Why is my VPS memory usage always so high? Print

  • 2

Problem Description

  • My VPS nearly always shows close to (or at) 100% memory usage. Is this a problem?
  • How do I know when to increase my server's memory?
  • How do I lower my memory usage?
Operating System Caching: The apparent high memory usage typically comes from caching. Much like with Windows 7 and newer, the Operating System (OS) caches whatever it can in memory to make frequently repeated requests super-fast. As such, a simple memory query, like the one used to display memory usage in our Client Centre, will show most of your memory in use. By using the right utilities you can see how much of that memory is actually just caching and what the real (often called wired or active) memory usage is like.

Problem Resolution

How to view real memory usage without the cache: If you're using the Plesk control panel, open it up and it will show you the real memory usage value. Similarly, the command line utility called htop will show you the full breakdown of active vs. cached memory in a nice visual display. You may use the HTML 5 serial console button in the Client Centre to login via shell or use your favourite terminal app. If simply running 'htop' doesn't work, you'll probably need to install htop, click here to learn how.

How to know when you must increase memory: if your total memory usage including cache is always at 100% AND your Swap is consistently at 70% usage or higher, that's usually when it's time to increase memory. Another even more reliable indicator is to monitor the Linux Out Of Memory manager to see if it's killed anything recently in order to free up space. This process, frequently just called OOM, ensures the entire system doesn't crash by killing processes using the largest amount of memory. You can run the following command via Shell/SSH to see if this has happened recently:

grep OOM /var/log/messages

If you get any output from this, it will be indicating what processes were killed and when. In the event OOM killed anything, you should probably add more memory to prevent future killings.
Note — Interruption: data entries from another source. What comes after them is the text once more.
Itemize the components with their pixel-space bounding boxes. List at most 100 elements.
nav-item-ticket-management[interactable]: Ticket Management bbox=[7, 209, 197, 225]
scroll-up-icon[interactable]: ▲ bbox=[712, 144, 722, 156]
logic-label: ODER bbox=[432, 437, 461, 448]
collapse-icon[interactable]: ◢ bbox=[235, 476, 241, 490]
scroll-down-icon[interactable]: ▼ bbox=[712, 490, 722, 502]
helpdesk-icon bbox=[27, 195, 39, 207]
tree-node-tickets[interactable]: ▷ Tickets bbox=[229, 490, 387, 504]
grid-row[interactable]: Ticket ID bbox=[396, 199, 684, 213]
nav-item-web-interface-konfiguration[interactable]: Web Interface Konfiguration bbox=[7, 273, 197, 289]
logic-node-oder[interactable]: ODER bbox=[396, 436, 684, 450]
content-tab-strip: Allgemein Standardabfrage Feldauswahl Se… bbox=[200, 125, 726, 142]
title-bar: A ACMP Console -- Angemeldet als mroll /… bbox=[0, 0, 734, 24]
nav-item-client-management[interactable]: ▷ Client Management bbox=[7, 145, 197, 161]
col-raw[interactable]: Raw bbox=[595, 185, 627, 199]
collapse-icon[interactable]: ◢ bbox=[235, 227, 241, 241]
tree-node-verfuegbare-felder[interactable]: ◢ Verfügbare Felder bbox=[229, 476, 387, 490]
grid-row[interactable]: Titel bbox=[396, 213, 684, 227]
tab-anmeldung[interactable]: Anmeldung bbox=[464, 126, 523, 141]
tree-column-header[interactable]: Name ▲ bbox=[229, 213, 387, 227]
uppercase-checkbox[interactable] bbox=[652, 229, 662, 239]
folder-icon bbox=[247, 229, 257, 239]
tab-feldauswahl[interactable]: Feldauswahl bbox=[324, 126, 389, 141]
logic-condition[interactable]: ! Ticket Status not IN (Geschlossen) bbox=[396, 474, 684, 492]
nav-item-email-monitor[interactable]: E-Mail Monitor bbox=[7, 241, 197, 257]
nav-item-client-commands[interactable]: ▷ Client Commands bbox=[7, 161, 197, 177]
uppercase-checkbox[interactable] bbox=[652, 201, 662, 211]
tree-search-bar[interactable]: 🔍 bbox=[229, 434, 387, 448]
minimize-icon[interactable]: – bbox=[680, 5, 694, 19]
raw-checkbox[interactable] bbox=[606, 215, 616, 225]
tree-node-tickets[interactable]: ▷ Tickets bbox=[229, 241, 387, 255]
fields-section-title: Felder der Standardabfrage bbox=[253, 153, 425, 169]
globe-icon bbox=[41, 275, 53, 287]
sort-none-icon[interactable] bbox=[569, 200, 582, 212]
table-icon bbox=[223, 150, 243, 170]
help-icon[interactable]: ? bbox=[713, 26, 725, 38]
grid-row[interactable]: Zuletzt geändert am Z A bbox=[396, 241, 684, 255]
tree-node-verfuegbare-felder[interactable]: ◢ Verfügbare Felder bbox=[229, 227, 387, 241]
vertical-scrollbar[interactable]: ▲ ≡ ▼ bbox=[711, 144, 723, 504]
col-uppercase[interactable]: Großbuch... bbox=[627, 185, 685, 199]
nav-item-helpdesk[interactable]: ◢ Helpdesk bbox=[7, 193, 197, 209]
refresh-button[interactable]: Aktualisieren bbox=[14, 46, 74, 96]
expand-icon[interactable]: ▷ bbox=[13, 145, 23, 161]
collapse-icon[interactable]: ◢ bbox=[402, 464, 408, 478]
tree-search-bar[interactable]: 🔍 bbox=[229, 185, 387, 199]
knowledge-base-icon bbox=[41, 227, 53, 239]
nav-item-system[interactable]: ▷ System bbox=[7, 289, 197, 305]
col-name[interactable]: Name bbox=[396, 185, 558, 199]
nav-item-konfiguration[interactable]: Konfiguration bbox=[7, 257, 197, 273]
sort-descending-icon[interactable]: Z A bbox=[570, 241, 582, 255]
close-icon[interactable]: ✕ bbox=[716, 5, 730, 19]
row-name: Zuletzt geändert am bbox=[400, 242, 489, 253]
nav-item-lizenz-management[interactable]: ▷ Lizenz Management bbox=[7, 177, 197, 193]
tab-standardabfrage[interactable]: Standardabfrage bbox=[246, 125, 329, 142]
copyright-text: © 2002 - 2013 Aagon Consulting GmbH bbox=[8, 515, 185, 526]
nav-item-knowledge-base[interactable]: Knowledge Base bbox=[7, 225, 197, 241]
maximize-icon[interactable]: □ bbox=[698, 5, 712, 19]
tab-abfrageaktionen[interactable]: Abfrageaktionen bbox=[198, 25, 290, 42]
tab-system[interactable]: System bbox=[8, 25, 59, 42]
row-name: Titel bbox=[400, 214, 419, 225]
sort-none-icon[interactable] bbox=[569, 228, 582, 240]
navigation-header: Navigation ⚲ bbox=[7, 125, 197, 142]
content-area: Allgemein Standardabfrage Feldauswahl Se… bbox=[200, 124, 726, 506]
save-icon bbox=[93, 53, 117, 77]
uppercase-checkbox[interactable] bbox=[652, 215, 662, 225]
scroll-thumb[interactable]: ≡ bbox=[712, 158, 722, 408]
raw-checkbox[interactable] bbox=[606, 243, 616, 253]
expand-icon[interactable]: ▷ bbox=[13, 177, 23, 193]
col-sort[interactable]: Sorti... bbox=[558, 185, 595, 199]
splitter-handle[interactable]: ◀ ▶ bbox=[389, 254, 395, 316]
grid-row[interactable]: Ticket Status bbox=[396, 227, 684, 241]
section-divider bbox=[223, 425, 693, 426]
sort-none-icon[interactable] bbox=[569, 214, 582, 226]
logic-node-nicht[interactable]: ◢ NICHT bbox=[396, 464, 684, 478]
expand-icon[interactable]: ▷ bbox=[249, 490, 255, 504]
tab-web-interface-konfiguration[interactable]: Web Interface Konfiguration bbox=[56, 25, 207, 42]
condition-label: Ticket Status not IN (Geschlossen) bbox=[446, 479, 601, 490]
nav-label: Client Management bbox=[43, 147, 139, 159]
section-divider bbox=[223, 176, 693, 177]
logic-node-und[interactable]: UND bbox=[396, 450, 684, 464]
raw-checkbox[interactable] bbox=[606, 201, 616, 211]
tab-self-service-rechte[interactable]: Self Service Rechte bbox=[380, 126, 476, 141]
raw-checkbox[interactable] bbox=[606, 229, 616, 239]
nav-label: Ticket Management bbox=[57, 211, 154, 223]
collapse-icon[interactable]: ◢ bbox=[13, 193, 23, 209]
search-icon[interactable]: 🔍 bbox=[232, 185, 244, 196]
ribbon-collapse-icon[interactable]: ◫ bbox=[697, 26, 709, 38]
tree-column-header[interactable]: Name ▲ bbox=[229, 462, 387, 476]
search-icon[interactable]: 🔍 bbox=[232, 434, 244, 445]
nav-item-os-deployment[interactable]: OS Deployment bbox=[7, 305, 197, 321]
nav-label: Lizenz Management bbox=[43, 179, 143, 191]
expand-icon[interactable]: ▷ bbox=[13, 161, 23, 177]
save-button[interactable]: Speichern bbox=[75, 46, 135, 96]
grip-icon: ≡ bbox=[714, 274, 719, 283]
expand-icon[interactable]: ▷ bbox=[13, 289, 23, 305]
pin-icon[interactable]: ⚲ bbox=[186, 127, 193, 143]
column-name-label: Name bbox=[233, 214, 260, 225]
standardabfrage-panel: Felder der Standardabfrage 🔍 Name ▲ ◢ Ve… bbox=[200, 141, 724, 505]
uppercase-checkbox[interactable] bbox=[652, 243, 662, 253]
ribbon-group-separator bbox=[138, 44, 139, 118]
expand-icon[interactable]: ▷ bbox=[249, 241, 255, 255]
Optimizing or Lowering PHP Memory Usage

If you're seeing a large number of php-cgi processes or php-fpm processes at the top of your memory usage report in htop or the Plesk process manager, then that website there's a website is allowed to use a large number of PHP processes. Each of those are loaded into memory, and it's possible they could be reduced to improve memory usage. But keep in mind that you've always got *some* function of CPU to memory. It generally works like this when a site gets, say 10, requests at once: either

a) You've got a domain set to have 15 PHP processes loaded into memory at once so that it can handle 15 simultaneous requests with minimal impact on CPU because no processes need to be loaded, or
b) You've got a domain set to have 0 processes loaded into memory at once and it dynamically loads them as the requests come in (ondemand mode). This will therefore require more CPU to load every process for every request that comes in, but it also means that your average memory usage is lower

Since memory is cheaper than CPU power AND the higher memory option typically results in faster websites (no required time to load a process before responding to it), we typically recommend using more memory when possible. That said, if you really wanted to keep memory usage down, you could always use ondemand mode and limit the max number of processes the site can use to be well within your current memory limits.